RESULTS : Statistically significant differences were observed in alpha diversity when targeted metagenomics and ISPro
methods’ data were compared using the Shannon diversity measure (p-value = 0.0006) but not with the
Simpson diversity measure (p-value = 0.84). Distinct clusters with no overlap between the two technologies were
observed for beta diversity. Targeted metagenomics had a lower relative abundance of phyla, such as the
Proteobacteria, and higher relative abundance of phyla, such as Firmicutes when compared to the IS-Pro method.

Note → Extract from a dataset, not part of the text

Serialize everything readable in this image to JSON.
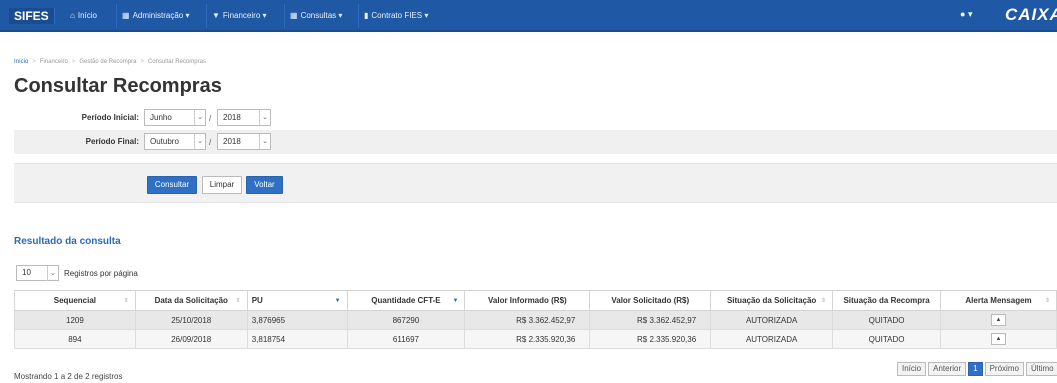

Haemophilus, Prevotella and Streptococcus were most prevalent genera across both methods. Targeted
metagenomics classified 23 % (144/631) of OTUs to a species level, whereas IS-Pro method classified 86 % (55/64) of
OTUs to a species level. However, unclassified OTUs accounted for a higher relative abundance when using the ISPro
method (35 %) compared to targeted metagenomics (5 %). The two methods performed comparably in terms
of cost and time; however, the IS-Pro method was more user-friendly.

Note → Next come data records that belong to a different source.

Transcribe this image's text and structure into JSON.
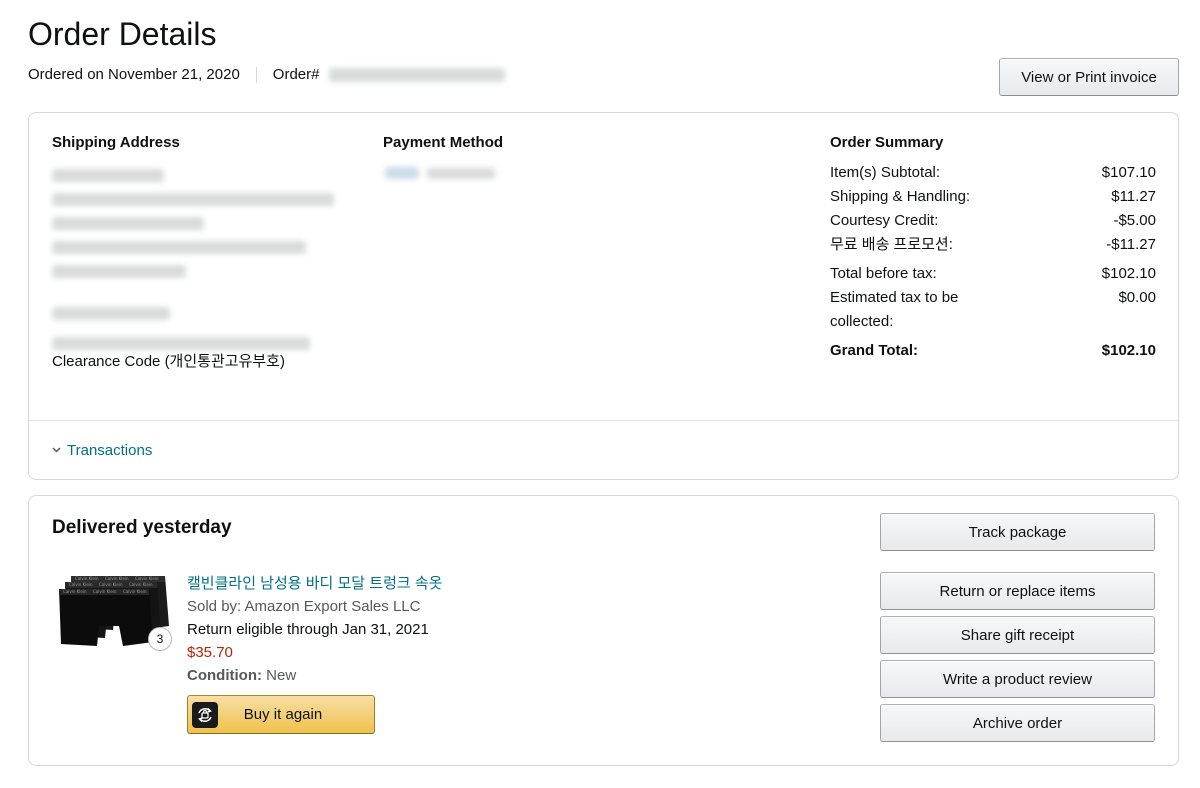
{
  "header": {
    "title": "Order Details",
    "ordered_on": "Ordered on November 21, 2020",
    "order_label": "Order#",
    "print_invoice": "View or Print invoice"
  },
  "shipping": {
    "heading": "Shipping Address",
    "clearance": "Clearance Code (개인통관고유부호)"
  },
  "payment": {
    "heading": "Payment Method"
  },
  "summary": {
    "heading": "Order Summary",
    "rows": [
      {
        "label": "Item(s) Subtotal:",
        "value": "$107.10"
      },
      {
        "label": "Shipping & Handling:",
        "value": "$11.27"
      },
      {
        "label": "Courtesy Credit:",
        "value": "-$5.00"
      },
      {
        "label": "무료 배송 프로모션:",
        "value": "-$11.27"
      },
      {
        "label": "Total before tax:",
        "value": "$102.10"
      },
      {
        "label": "Estimated tax to be collected:",
        "value": "$0.00"
      },
      {
        "label": "Grand Total:",
        "value": "$102.10"
      }
    ]
  },
  "transactions": {
    "label": "Transactions"
  },
  "shipment": {
    "status": "Delivered yesterday",
    "item": {
      "title": "캘빈클라인 남성용 바디 모달 트렁크 속옷",
      "sold_by": "Sold by: Amazon Export Sales LLC",
      "return_eligible": "Return eligible through Jan 31, 2021",
      "price": "$35.70",
      "condition_label": "Condition:",
      "condition_value": "New",
      "quantity": "3",
      "buy_again": "Buy it again"
    },
    "actions": {
      "track": "Track package",
      "return": "Return or replace items",
      "gift": "Share gift receipt",
      "review": "Write a product review",
      "archive": "Archive order"
    }
  },
  "colors": {
    "link": "#007185",
    "price": "#b12704",
    "buy_again_button": "#f0c14b",
    "border": "#d5d9d9"
  }
}
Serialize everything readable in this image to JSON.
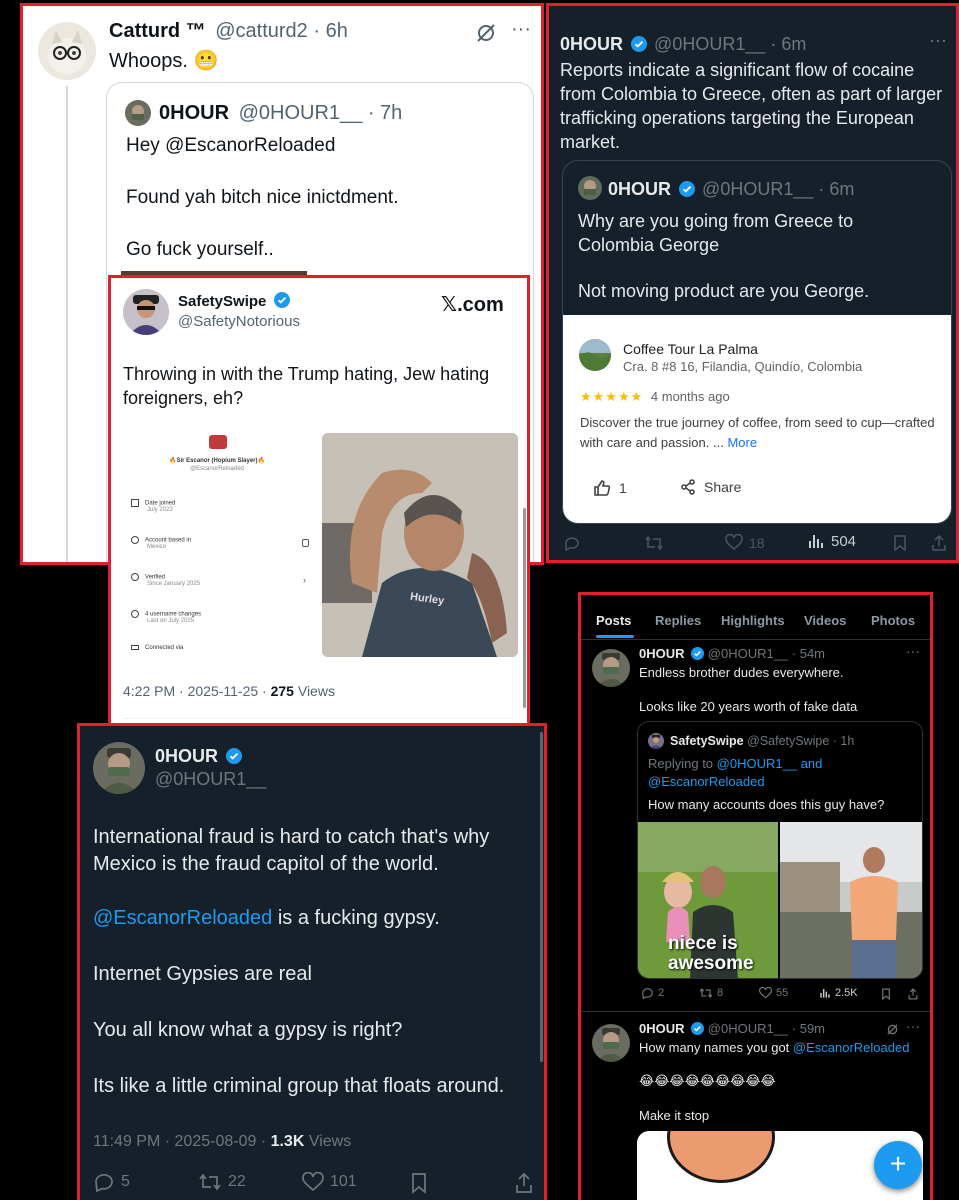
{
  "panel1": {
    "author_name": "Catturd ™",
    "author_handle": "@catturd2 · 6h",
    "text": "Whoops. 😬",
    "quote": {
      "author_name": "0HOUR",
      "author_handle": "@0HOUR1__ · 7h",
      "line1": "Hey @EscanorReloaded",
      "line2": "Found yah bitch nice inictdment.",
      "line3": "Go fuck yourself.."
    }
  },
  "panel2": {
    "author_name": "SafetySwipe",
    "author_handle": "@SafetyNotorious",
    "brand": "𝕏.com",
    "text": "Throwing in with the Trump hating, Jew hating foreigners, eh?",
    "inner_profile": {
      "name": "🔥Sir Escanor (Hopium Slayer)🔥",
      "handle": "@EscanorReloaded",
      "rows": [
        {
          "label": "Date joined",
          "value": "July 2023"
        },
        {
          "label": "Account based in",
          "value": "Mexico"
        },
        {
          "label": "Verified",
          "value": "Since January 2025"
        },
        {
          "label": "4 username changes",
          "value": "Last on July 2025"
        },
        {
          "label": "Connected via",
          "value": ""
        }
      ],
      "watermark": "Hurley"
    },
    "meta_time": "4:22 PM · 2025-11-25 · ",
    "meta_views_count": "275",
    "meta_views_label": " Views"
  },
  "panel3": {
    "author_name": "0HOUR",
    "author_handle": "@0HOUR1__ · 6m",
    "text": "Reports indicate a significant flow of cocaine from Colombia to Greece, often as part of larger trafficking operations targeting the European market.",
    "quote": {
      "author_name": "0HOUR",
      "author_handle": "@0HOUR1__ · 6m",
      "line1": "Why are you going from Greece to Colombia George",
      "line2": "Not moving product are you George."
    },
    "place": {
      "name": "Coffee Tour La Palma",
      "address": "Cra. 8 #8 16, Filandia, Quindío, Colombia",
      "stars": "★★★★★",
      "age": "4 months ago",
      "desc": "Discover the true journey of coffee, from seed to cup—crafted with care and passion. ...",
      "more": "More",
      "like_count": "1",
      "share": "Share"
    },
    "actions": {
      "likes": "18",
      "views": "504"
    }
  },
  "panel4": {
    "author_name": "0HOUR",
    "author_handle": "@0HOUR1__",
    "p1": "International fraud is hard to catch that's why Mexico is the fraud capitol of the world.",
    "mention": "@EscanorReloaded",
    "p2_rest": " is a fucking gypsy.",
    "p3": "Internet Gypsies are real",
    "p4": "You all know what a gypsy is right?",
    "p5": "Its like a little criminal group that floats around.",
    "meta_time": "11:49 PM · 2025-08-09 · ",
    "meta_views_count": "1.3K",
    "meta_views_label": " Views",
    "actions": {
      "replies": "5",
      "reposts": "22",
      "likes": "101"
    }
  },
  "panel5": {
    "tabs": [
      "Posts",
      "Replies",
      "Highlights",
      "Videos",
      "Photos"
    ],
    "post1": {
      "author_name": "0HOUR",
      "author_handle": "@0HOUR1__ · 54m",
      "line1": "Endless brother dudes everywhere.",
      "line2": "Looks like 20 years worth of fake data",
      "quote": {
        "author_name": "SafetySwipe",
        "author_handle": "@SafetySwipe · 1h",
        "replying_prefix": "Replying to ",
        "replying_to": "@0HOUR1__ and @EscanorReloaded",
        "text": "How many accounts does this guy have?",
        "caption": "niece is awesome"
      },
      "actions": {
        "replies": "2",
        "reposts": "8",
        "likes": "55",
        "views": "2.5K"
      }
    },
    "post2": {
      "author_name": "0HOUR",
      "author_handle": "@0HOUR1__ · 59m",
      "text_prefix": "How many names you got ",
      "mention": "@EscanorReloaded",
      "emojis": "😂😂😂😂😂😂😂😂😂",
      "line3": "Make it stop"
    },
    "fab": "+"
  },
  "colors": {
    "frame": "#e0202d",
    "accent": "#1d9bf0",
    "dark_bg": "#15202b",
    "light_bg": "#ffffff"
  }
}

CONCLUSIONS : It is essential to understand the value of different methods for characterisation of the microbiome.
Targeted metagenomics and IS-Pro methods showed differences in ability in identifying and characterising OTUs,
diversity and microbial composition of the lung microbiome. The IS-Pro method might miss relevant species and
could inflate the abundance of Proteobacteria. However, the IS-Pro kit identified most of the important lung pathogens, such as Burkholderia and Pseudomonas and may work in a more diagnostics-orientated setting. Both
methods were comparable in terms of cost and time; however, the IS-Pro method was easier to use.
Description:
SUPPLEMENTARY MATERIAL: Table S1. Inclusion and exclusion criteria for COPD patients in this study. Table S2. Clinical characteristic of patients. Table S3. Comparison of the number of amplicons and operational taxonomic units for each sample for the targeted metagenomics and IS-Pro methods. Figure S1. Relative abundance of specific phyla in the sputum microbiome of COPD participants as detected by targeted metagenomics and IS-Pro methods (n = 23). The dots represent the different abundances of each sample, according to the different phyla. Phyla that are depicted with a single line on the y-axis were not present in any samples for that method. Figure S2. Bar plots showing the relative abundance of genera in the sputum microbiome of COPD participants as characterised by targeted metagenomics and IS-Pro methods (n = 23). The operational taxonomic units that could not be classified at a genus level are indicated as NA on the graph. Figure S3. The distribution of the unclassified operational taxonomic units (OTUs) at a class level of the sputum microbiome of COPD participants for targeted metagenomics and IS-Pro methods by phyla. At a class level, all the OTUs from targeted metagenomics could be classified.